Michael Ringman: Our internal IT role is to create as efficient a call center with the practices within our organization as we can. So, we've started to apply some of the, I'll call it statistical analytics, to things like our team member attrition. Can we better help identify that an employee may leave our organization earlier? And can we start to red flag that across the organization so we can have a positive impact on that team member and convince them to stay?
In the call center business, that has huge implications. One of the biggest costs is team member training. In most organizations, they're lucky if a call center team member stays in that role for seven months. It's viewed as a transitional-type role, regardless of where you're delivering it from. At [Telus], because of some of the ways we go about embracing our team members and looking at things like how we can leverage machine learning across our HR portfolio, we can better identify those team members. We now have an agent attrition rate that is half that of the industry average.

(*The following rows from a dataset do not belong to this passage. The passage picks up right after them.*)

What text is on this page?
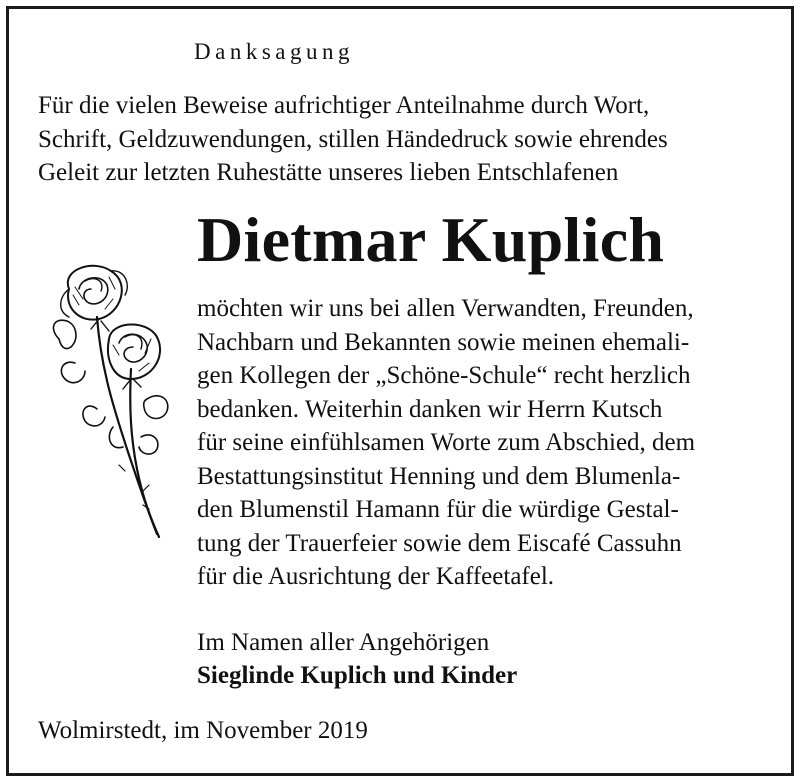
Danksagung
Für die vielen Beweise aufrichtiger Anteilnahme durch Wort,
Schrift, Geldzuwendungen, stillen Händedruck sowie ehrendes
Geleit zur letzten Ruhestätte unseres lieben Entschlafenen
Dietmar Kuplich
möchten wir uns bei allen Verwandten, Freunden,
Nachbarn und Bekannten sowie meinen ehemali-
gen Kollegen der „Schöne-Schule“ recht herzlich
bedanken. Weiterhin danken wir Herrn Kutsch
für seine einfühlsamen Worte zum Abschied, dem
Bestattungsinstitut Henning und dem Blumenla-
den Blumenstil Hamann für die würdige Gestal-
tung der Trauerfeier sowie dem Eiscafé Cassuhn
für die Ausrichtung der Kaffeetafel.
Im Namen aller Angehörigen
Sieglinde Kuplich und Kinder
Wolmirstedt, im November 2019
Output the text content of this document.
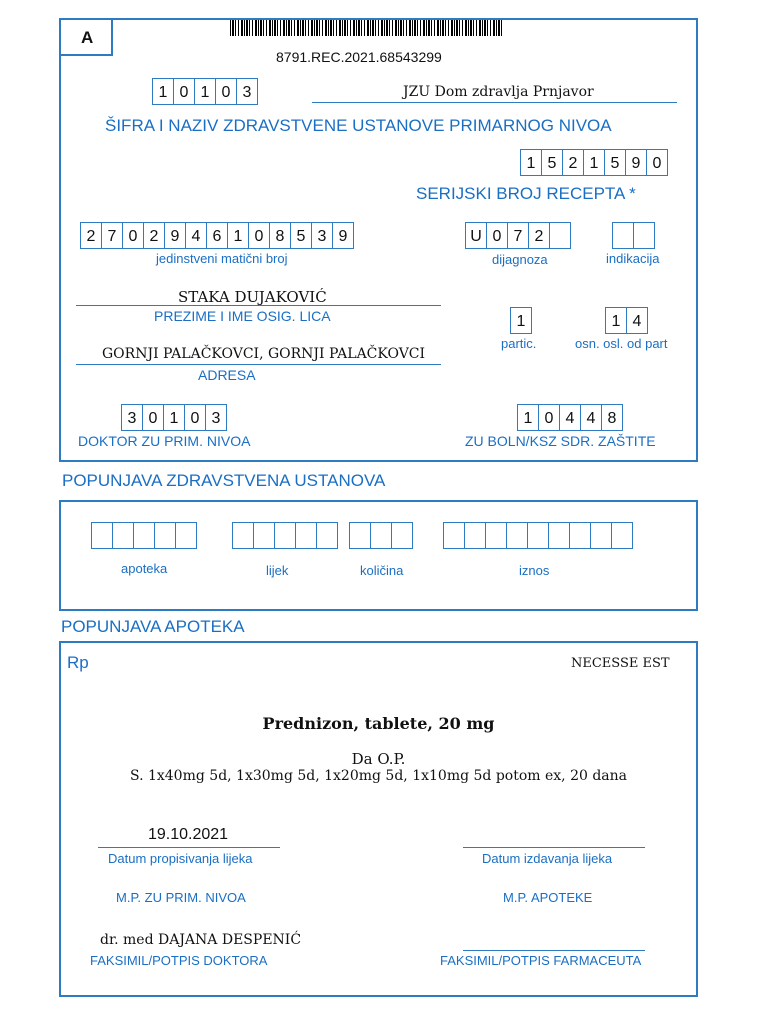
A
8791.REC.2021.68543299
1 0 1 0 3	JZU Dom zdravlja Prnjavor
ŠIFRA I NAZIV ZDRAVSTVENE USTANOVE PRIMARNOG NIVOA
1 5 2 1 5 9 0
SERIJSKI BROJ RECEPTA *
2 7 0 2 9 4 6 1 0 8 5 3 9
jedinstveni matični broj
U 0 7 2
dijagnoza	indikacija
STAKA DUJAKOVIĆ
PREZIME I IME OSIG. LICA
GORNJI PALAČKOVCI, GORNJI PALAČKOVCI
ADRESA
1
partic.
1 4
osn. osl. od part
3 0 1 0 3
DOKTOR ZU PRIM. NIVOA
1 0 4 4 8
ZU BOLN/KSZ SDR. ZAŠTITE
POPUNJAVA ZDRAVSTVENA USTANOVA
apoteka	lijek	količina	iznos
POPUNJAVA APOTEKA
Rp	NECESSE EST
Prednizon, tablete, 20 mg
Da O.P.
S. 1x40mg 5d, 1x30mg 5d, 1x20mg 5d, 1x10mg 5d potom ex, 20 dana
19.10.2021
Datum propisivanja lijeka	Datum izdavanja lijeka
M.P. ZU PRIM. NIVOA	M.P. APOTEKE
dr. med DAJANA DESPENIĆ
FAKSIMIL/POTPIS DOKTORA	FAKSIMIL/POTPIS FARMACEUTA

I wouldn't say the 50% less attrition was all due to machine learning and data analytics, but we are definitely looking at those types of things internally to better help us understand how we can reduce our overall cost and add value back to our customers.

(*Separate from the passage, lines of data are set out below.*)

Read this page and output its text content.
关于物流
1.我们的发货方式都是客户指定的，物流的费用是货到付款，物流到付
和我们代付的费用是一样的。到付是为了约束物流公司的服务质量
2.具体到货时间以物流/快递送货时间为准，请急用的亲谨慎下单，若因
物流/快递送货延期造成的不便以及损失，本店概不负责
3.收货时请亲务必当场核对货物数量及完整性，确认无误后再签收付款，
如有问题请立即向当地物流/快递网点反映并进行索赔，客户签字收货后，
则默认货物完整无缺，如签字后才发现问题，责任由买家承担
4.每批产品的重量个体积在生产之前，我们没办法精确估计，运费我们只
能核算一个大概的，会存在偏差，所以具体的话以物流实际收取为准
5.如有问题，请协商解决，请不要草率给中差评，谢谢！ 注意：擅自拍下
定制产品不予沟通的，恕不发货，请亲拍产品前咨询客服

What's a challenge your team of data scientists faces with this particular machine learning use case?
Ringman: There are a ton of data sources that we could look at in regards to team member attrition -- everything from their resumes when they come on, to how were they onboarded, to how did they go through their initial training, to who is their supervisor -- all of this sort of data that resides out there.
So, we go to the HR team, who says, 'Wow, this is great. Let's really dive into this.' We're trying to find out how we can be sure that our analytics are properly identifying the team members who are going to attrit. So, we quickly need to narrow our focus and get to a small subset [of employees who could attrit]. Do we start to look at a particular training class, and can we more narrowly define some of the potential indicators? [People know] with AI that it isn't necessarily going to be easy, but you better be prepared to fail a bunch.

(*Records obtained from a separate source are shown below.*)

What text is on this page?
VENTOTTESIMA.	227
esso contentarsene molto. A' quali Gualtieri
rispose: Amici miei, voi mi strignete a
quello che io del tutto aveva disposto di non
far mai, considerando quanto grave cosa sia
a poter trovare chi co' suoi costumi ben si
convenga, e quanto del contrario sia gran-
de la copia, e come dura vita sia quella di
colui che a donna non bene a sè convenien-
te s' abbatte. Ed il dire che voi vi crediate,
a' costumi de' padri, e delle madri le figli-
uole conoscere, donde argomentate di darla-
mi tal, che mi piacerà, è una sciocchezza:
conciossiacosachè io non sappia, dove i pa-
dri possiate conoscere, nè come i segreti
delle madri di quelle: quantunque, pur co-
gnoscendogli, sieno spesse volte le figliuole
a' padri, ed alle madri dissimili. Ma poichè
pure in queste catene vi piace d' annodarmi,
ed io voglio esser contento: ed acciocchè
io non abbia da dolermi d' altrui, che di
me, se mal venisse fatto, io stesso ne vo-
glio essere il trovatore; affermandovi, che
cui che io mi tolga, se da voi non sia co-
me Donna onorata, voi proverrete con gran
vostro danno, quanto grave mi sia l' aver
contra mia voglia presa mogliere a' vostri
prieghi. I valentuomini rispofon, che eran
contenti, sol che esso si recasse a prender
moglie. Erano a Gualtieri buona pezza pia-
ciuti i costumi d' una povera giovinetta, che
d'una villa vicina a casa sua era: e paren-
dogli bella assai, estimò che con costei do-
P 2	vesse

As you start to go through and look at what you think might be early indicators for attrition, you may not find that team member training has anything to do with team member attrition or maybe it has a tremendous amount of impact. So, you need to go through, narrow down and put your arms around the types of data sources needed to identify something as complex as a team member attrition rate. At the end of the day, you may be able to identify within a certain parameter, but you're never going to get 100% of it right.
And in this particular machine learning use case, how do you identify the parameters?
Ringman: So, the way we've done it is to start very narrow -- we create a hypothesis, which is really the IT hypothesis that we can help identify team member attrition through all of the data and analytics that we have. So, we put the analytics data sets in, the data scientists leverage mathematical algorithms to start to -- based on those analytics -- predict what that subset [of potential employees who could attrit] is. They start to look across those analytics sets to create a model that can predict team members who attrit, and they compare the output to what actually happened. So, if the model looked at 100 team members, flagged 10 members and seven of those members actually attrited, that's a pretty high success rate.
That is a [rearview analysis]. Now, we start to apply those findings against new data sets and try to get more and more proactive. And we continue to grow the data set. So, now we've got something that says, 'OK, 70%, 80%, 90% probability that we can identify those team members.' Now, we can get back to the HR team with some clear indications -- these are strong indicators that you're going to have a higher propensity for team members to leave -- and start to identify some of those causalities that just a person looking through all of this data would have difficulty uncovering.
You start out small, you start to grow your data sets and suddenly that machine learning, maybe it doesn't produce 90% or 100% accuracy, but now you can see better trends across the organization.